Monday, 24 April 2023

In Trafalgar Square in the summer of 1950

Now before someone accuses me of nostalgia I will just point out that my fascination for the past takes me in many different directions.

And yes I have been reflecting on the London of my youth over the last few days.

So here is Trafalgar Square in 1950 just a year or so after I was born and while I have no memory of the place when the picture was taken I don’t suppose it changed much during the next few years when I was regularly taken there.

It is one of those things that if you grew up in London sooner or later you would be taken to the sights by out of town relatives.

My uncle George took me every year to see the Christmas lights and I have photographs of me and my grandparents doing the tourist trail when I was very little.

All that said, I have never really liked Trafalgar Square.  
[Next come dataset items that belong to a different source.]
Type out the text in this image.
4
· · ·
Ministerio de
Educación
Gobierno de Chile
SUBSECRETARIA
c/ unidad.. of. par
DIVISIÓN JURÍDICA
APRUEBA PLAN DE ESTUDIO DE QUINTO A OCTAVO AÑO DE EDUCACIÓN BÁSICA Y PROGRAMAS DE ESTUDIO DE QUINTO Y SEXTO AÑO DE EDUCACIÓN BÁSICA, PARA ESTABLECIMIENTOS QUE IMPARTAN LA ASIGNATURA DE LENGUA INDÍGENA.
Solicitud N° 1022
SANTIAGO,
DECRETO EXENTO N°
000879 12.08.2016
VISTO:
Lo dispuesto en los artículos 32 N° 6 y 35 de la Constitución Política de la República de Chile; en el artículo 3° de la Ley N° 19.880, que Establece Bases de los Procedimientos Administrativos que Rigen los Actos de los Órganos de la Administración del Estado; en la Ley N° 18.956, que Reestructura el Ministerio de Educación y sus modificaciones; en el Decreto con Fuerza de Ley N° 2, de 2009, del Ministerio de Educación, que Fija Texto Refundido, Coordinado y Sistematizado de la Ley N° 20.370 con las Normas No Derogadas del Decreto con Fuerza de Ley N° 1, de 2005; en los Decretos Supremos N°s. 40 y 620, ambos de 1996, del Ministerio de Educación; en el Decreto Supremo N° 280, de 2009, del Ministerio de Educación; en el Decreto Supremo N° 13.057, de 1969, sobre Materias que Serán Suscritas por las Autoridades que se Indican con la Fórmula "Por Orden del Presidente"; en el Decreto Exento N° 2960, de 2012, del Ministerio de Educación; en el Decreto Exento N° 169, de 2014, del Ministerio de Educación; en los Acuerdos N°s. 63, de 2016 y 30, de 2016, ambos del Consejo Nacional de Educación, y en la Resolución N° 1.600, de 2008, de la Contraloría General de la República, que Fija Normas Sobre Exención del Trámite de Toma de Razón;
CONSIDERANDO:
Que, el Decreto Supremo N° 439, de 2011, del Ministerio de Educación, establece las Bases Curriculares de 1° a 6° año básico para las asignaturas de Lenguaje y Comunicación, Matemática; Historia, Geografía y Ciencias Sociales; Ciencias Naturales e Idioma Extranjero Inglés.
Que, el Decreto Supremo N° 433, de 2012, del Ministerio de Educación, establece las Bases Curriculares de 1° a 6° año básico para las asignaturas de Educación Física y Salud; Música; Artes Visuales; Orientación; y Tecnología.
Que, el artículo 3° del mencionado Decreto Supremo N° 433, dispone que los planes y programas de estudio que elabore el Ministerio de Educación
It always strikes me as a crowded restless space which had the added danger of receiving unfortunate presents from passing pigeons.

To my great disappointment the fountains were not always on and I never lost that sense that you were on an island surrounded by noisy and smelly cars buses and lorries.

But that is rather churlish for somewhere which many people enjoy, so instead I shall concentrate on the photo from the collection of Tuck and Son who marketed picture postcards.

In 1950 there were still horse drawn wagons and carts on our roads, enough for people not to even give them a second glance.

The fountains were full on that summer’s day and just like today the traffic was busy.